In March 2017, the UK Public Health Executive (PHE), published the results of a survey that explored the radiological impact of the transport of radioactive material by road and rail.
It calculated the number of packages of radioactive material consigned by road to be in the region of 110,000 to 150,000 per year, with 76% comprising the transport of radiopharmaceuticals for medical purposes, 20% for the civil nuclear industry and 4% for industrial radioactive sources.
The report concluded that, under normal safe-handling scenarios, there is a negligible risk of exposure to ionising radiation for those directly involved in the transport of radiological substances - in the region of 0.004 to 2 millisieverts (mSv) annually for the operatives responsible for loading and unloading; between 0.001 - 0.1 mSv per year for HGV drivers and 0.001 mSv for members of the public.
To put these figures into some kind of context, the PHE calculates that the average person in the UK is exposed to approximately 2.7 millisieverts (mSv) of ionising radiation per year, the majority of which comes from naturally occurring radiation in homes and workplaces, or from controlled medical exposure such as the use of MRIs, X-rays and CT scans.
But with the repeated transport and handling of any radioactive substance comes the risk, however small, of accidental release into the environment, such as in the case of a road traffic collision. In such situations, it is crucial that first responders are thoroughly trained in radiation safety procedures to ensure they can accurately identify, measure and contain any potential radioactive hazard.
First responders currently have access to two vital pieces of electronic instrumentation for dealing with radiation incidents - a survey meter (such as the Mirion/RADOS RDS-200 Universal Survey Meter) which is used to determine if radiation is present and monitor its level of activity; and a dosimeter (such as the Thermo Scientific Electronic Personal Dosimeter Mk2) which measures an individual's personal "dose" of ionising radiation.
One of the most effective ways for first responders to gain confidence and familiarity with using their radiation safety equipment is through the setting up of realistic radiation safety training scenarios.
As outlined in a recent radiation safety case-study by the Mid and West Wales Fire and Rescue Service, traditional "make pretend" training simulations more often than not comprise trainees exercising their real detectors but with no actual radiation source to detect. The trainees rely instead on a sequence of "exercise values" provided by their instructor.

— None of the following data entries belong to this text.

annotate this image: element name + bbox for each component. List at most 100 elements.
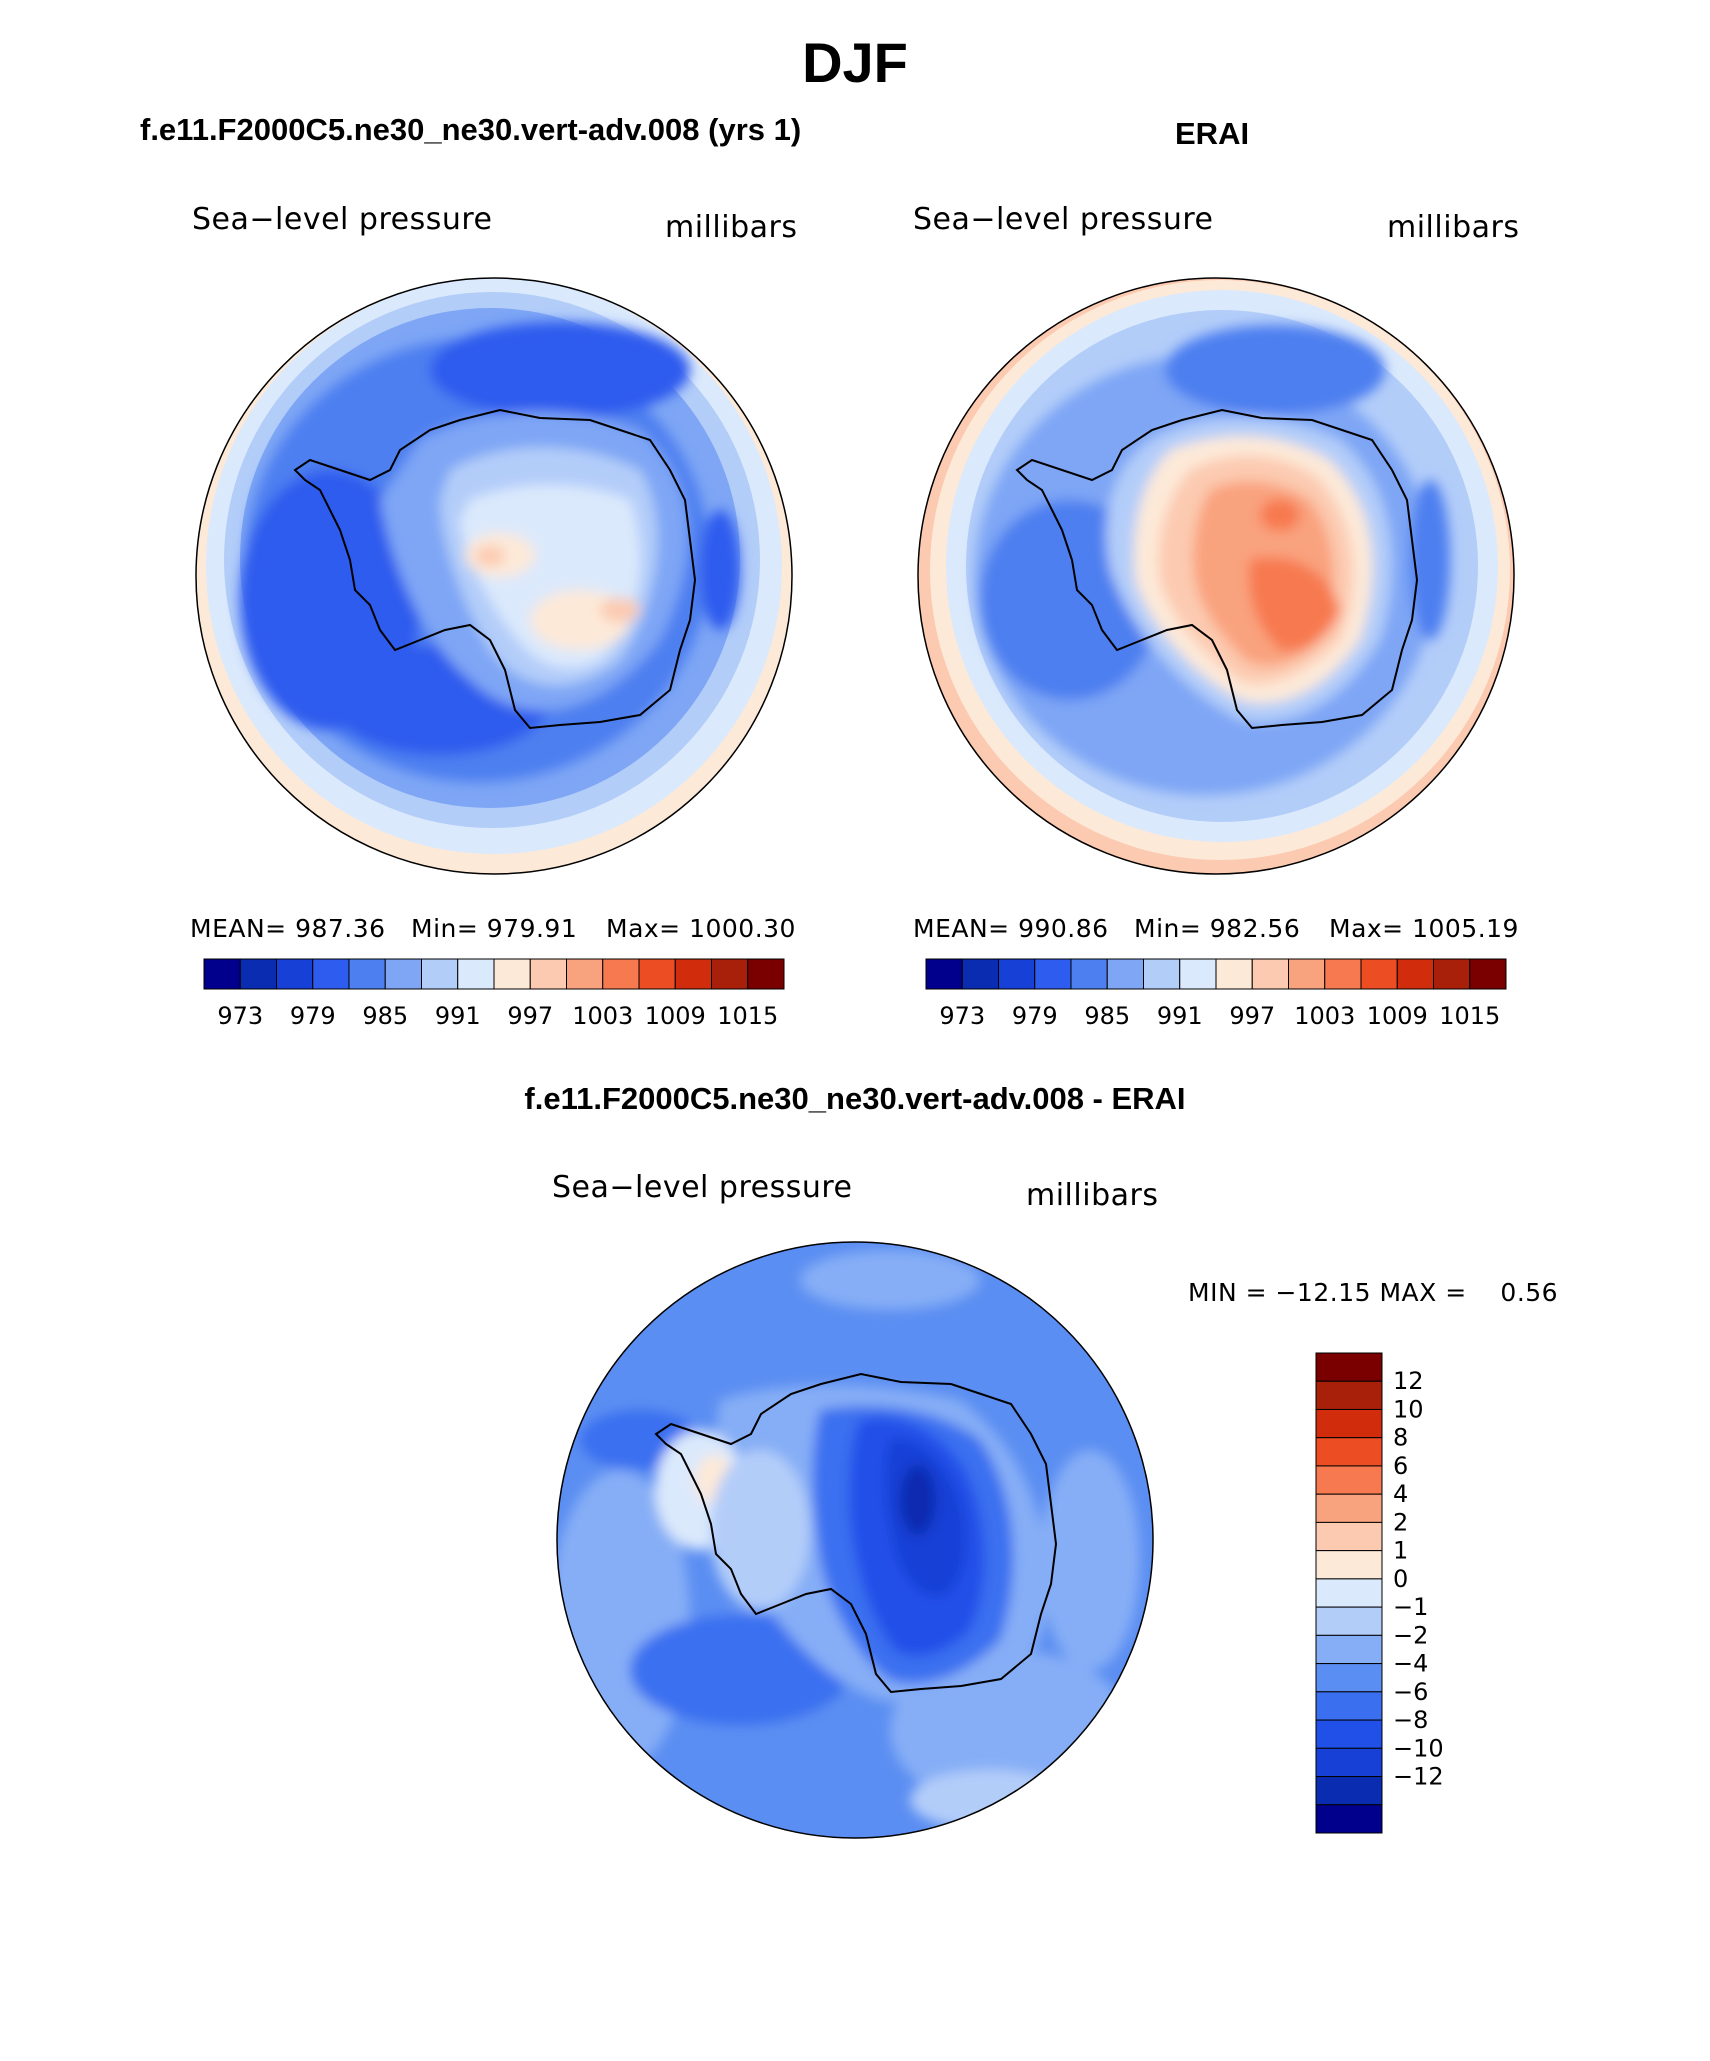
panel-3-colorbar-box <box>1315 1691 1383 1721</box>
panel-3-map <box>557 1242 1153 1838</box>
panel-3-colorbar-box <box>1315 1437 1383 1467</box>
panel-1-min: Min= 979.91 <box>411 914 578 943</box>
panel-3-colorbar-box <box>1315 1352 1383 1382</box>
panel-2-units-label: millibars <box>1387 210 1520 245</box>
panel-1-colorbar-box <box>384 958 422 990</box>
panel-2-colorbar-box <box>1360 958 1398 990</box>
panel-3-colorbar-tick-label: 4 <box>1393 1480 1408 1508</box>
panel-1-colorbar-tick-label: 973 <box>217 1002 263 1028</box>
panel-2-map <box>918 278 1514 874</box>
panel-1-colorbar-tick-label: 991 <box>435 1002 481 1028</box>
panel-2-colorbar-box <box>1070 958 1108 990</box>
panel-2-colorbar-tick-label: 1015 <box>1439 1002 1500 1028</box>
panel-3-colorbar-box <box>1315 1634 1383 1665</box>
panel-3-colorbar-tick-label: −12 <box>1393 1763 1444 1791</box>
panel-2-colorbar: 973 979 985 991 997 1003 1009 1015 <box>925 958 1507 1028</box>
figure-title: DJF <box>802 31 908 94</box>
panel-3-colorbar-box <box>1315 1408 1383 1439</box>
panel-1-colorbar-box <box>602 958 640 990</box>
panel-2-colorbar-tick-label: 997 <box>1229 1002 1275 1028</box>
panel-1-colorbar-box <box>529 958 567 990</box>
panel-3-colorbar-tick-label: −2 <box>1393 1621 1428 1649</box>
panel-3-colorbar-tick-label: 10 <box>1393 1395 1424 1423</box>
panel-3-units-label: millibars <box>1026 1178 1159 1213</box>
panel-1-colorbar-tick-label: 1009 <box>645 1002 706 1028</box>
panel-2-colorbar-box <box>1106 958 1144 990</box>
panel-2-coastline <box>1015 408 1419 730</box>
panel-1-colorbar-box <box>348 958 386 990</box>
panel-1-colorbar-tick-label: 985 <box>362 1002 408 1028</box>
panel-2-colorbar-box <box>1433 958 1471 990</box>
panel-2-colorbar-tick-label: 973 <box>939 1002 985 1028</box>
panel-2-title: ERAI <box>1175 116 1250 151</box>
panel-2-colorbar-box <box>1179 958 1217 990</box>
panel-1-colorbar-tick-label: 979 <box>290 1002 336 1028</box>
panel-2-colorbar-box <box>961 958 999 990</box>
panel-2-colorbar-tick-label: 979 <box>1012 1002 1058 1028</box>
panel-2-colorbar-box <box>1215 958 1253 990</box>
panel-3-colorbar-box <box>1315 1521 1383 1552</box>
panel-1-title: f.e11.F2000C5.ne30_ne30.vert-adv.008 (yr… <box>140 112 802 147</box>
panel-1-colorbar-box <box>747 958 785 990</box>
panel-3-colorbar-box <box>1315 1663 1383 1693</box>
panel-2-min: Min= 982.56 <box>1134 914 1301 943</box>
panel-1-mean: MEAN= 987.36 <box>190 914 386 943</box>
panel-2-colorbar-tick-label: 991 <box>1157 1002 1203 1028</box>
panel-2-colorbar-box <box>998 958 1036 990</box>
panel-3-colorbar-tick-label: 0 <box>1393 1565 1408 1593</box>
panel-3-colorbar-box <box>1315 1776 1383 1806</box>
panel-3-colorbar-tick-label: −8 <box>1393 1706 1428 1734</box>
panel-1-colorbar-tick-label: 1015 <box>717 1002 778 1028</box>
panel-1-colorbar: 973 979 985 991 997 1003 1009 1015 <box>203 958 785 1028</box>
panel-3-colorbar-tick-label: −4 <box>1393 1650 1428 1678</box>
panel-3-colorbar-tick-label: 6 <box>1393 1452 1408 1480</box>
panel-1-max: Max= 1000.30 <box>606 914 796 943</box>
panel-3-colorbar-box <box>1315 1747 1383 1778</box>
panel-3-minmax: MIN = −12.15 MAX = 0.56 <box>1188 1278 1559 1307</box>
panel-2-colorbar-box <box>1324 958 1362 990</box>
panel-1-variable-label: Sea−level pressure <box>192 202 493 237</box>
panel-3-colorbar-box <box>1315 1380 1383 1410</box>
panel-1-colorbar-box <box>493 958 531 990</box>
panel-2-colorbar-box <box>925 958 963 990</box>
panel-3-variable-label: Sea−level pressure <box>552 1170 853 1205</box>
panel-1-colorbar-box <box>638 958 676 990</box>
panel-3-colorbar-box <box>1315 1606 1383 1636</box>
panel-3-colorbar-box <box>1315 1493 1383 1523</box>
panel-3-colorbar-tick-label: 1 <box>1393 1537 1408 1565</box>
panel-3-colorbar-tick-label: 8 <box>1393 1424 1408 1452</box>
panel-1-colorbar-box <box>239 958 277 990</box>
panel-3-colorbar-tick-label: −10 <box>1393 1734 1444 1762</box>
panel-2-colorbar-box <box>1469 958 1507 990</box>
panel-3-colorbar-box <box>1315 1550 1383 1580</box>
panel-2-colorbar-box <box>1251 958 1289 990</box>
panel-1-colorbar-tick-label: 1003 <box>572 1002 633 1028</box>
panel-2-colorbar-box <box>1143 958 1181 990</box>
panel-1-colorbar-box <box>312 958 350 990</box>
panel-3-colorbar-tick-label: −1 <box>1393 1593 1428 1621</box>
panel-1-colorbar-box <box>711 958 749 990</box>
panel-3-colorbar-box <box>1315 1719 1383 1749</box>
panel-1-colorbar-tick-label: 997 <box>507 1002 553 1028</box>
panel-1-colorbar-box <box>674 958 712 990</box>
panel-3-colorbar-tick-label: 12 <box>1393 1367 1424 1395</box>
panel-2-variable-label: Sea−level pressure <box>913 202 1214 237</box>
panel-3-colorbar-tick-label: 2 <box>1393 1508 1408 1536</box>
panel-3-colorbar-tick-label: −6 <box>1393 1678 1428 1706</box>
panel-2-colorbar-tick-label: 1003 <box>1294 1002 1355 1028</box>
panel-1-colorbar-box <box>457 958 495 990</box>
panel-3-colorbar-box <box>1315 1465 1383 1495</box>
panel-2-colorbar-box <box>1396 958 1434 990</box>
panel-1-colorbar-box <box>421 958 459 990</box>
panel-2-colorbar-tick-label: 985 <box>1084 1002 1130 1028</box>
panel-1-units-label: millibars <box>665 210 798 245</box>
panel-1-colorbar-box <box>566 958 604 990</box>
panel-1-colorbar-box <box>276 958 314 990</box>
panel-3-coastline <box>654 1372 1058 1694</box>
panel-3-colorbar-box <box>1315 1578 1383 1608</box>
panel-3-title: f.e11.F2000C5.ne30_ne30.vert-adv.008 - E… <box>524 1081 1186 1116</box>
panel-2-mean: MEAN= 990.86 <box>913 914 1109 943</box>
panel-3-colorbar-box <box>1315 1804 1383 1834</box>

These types of simulated exercises invariably lack authenticity, and the trainees' reliance on a third party to provide the key information on which to base their decisions can lead to a gap in preparedness. Crucially too it is not possible for trainees to experience true readings on their detectors as the devices are only ever registering harmless levels of background radiation.
One solution to this challenge is the use of radiation training simulators that replicate every operational feature of a real detector, and that respond to a harmless electronic signal which acts as the simulated ionising radiation source. The key detail is that the simulator detectors are the identical units that the crews will use on a live incident. The units have simply been modifed to respond to the simulation source rather than to actual radiation.
The use of replica detectors ensures that trainees learn to rely on the values displayed on their instruments. In doing so they develop a better understanding of the relationship between the measurements on their survey meter and their own personal dose readings and they experience the real-time effects of Time, Distance and Shielding on their instrumentation.
For first responders looking to experience radiation hazards first-hand, the use of electronic simulators provides genuine immersion training with all the elements of a real-life incident, but with zero risk to the trainees, their equipment or the environment.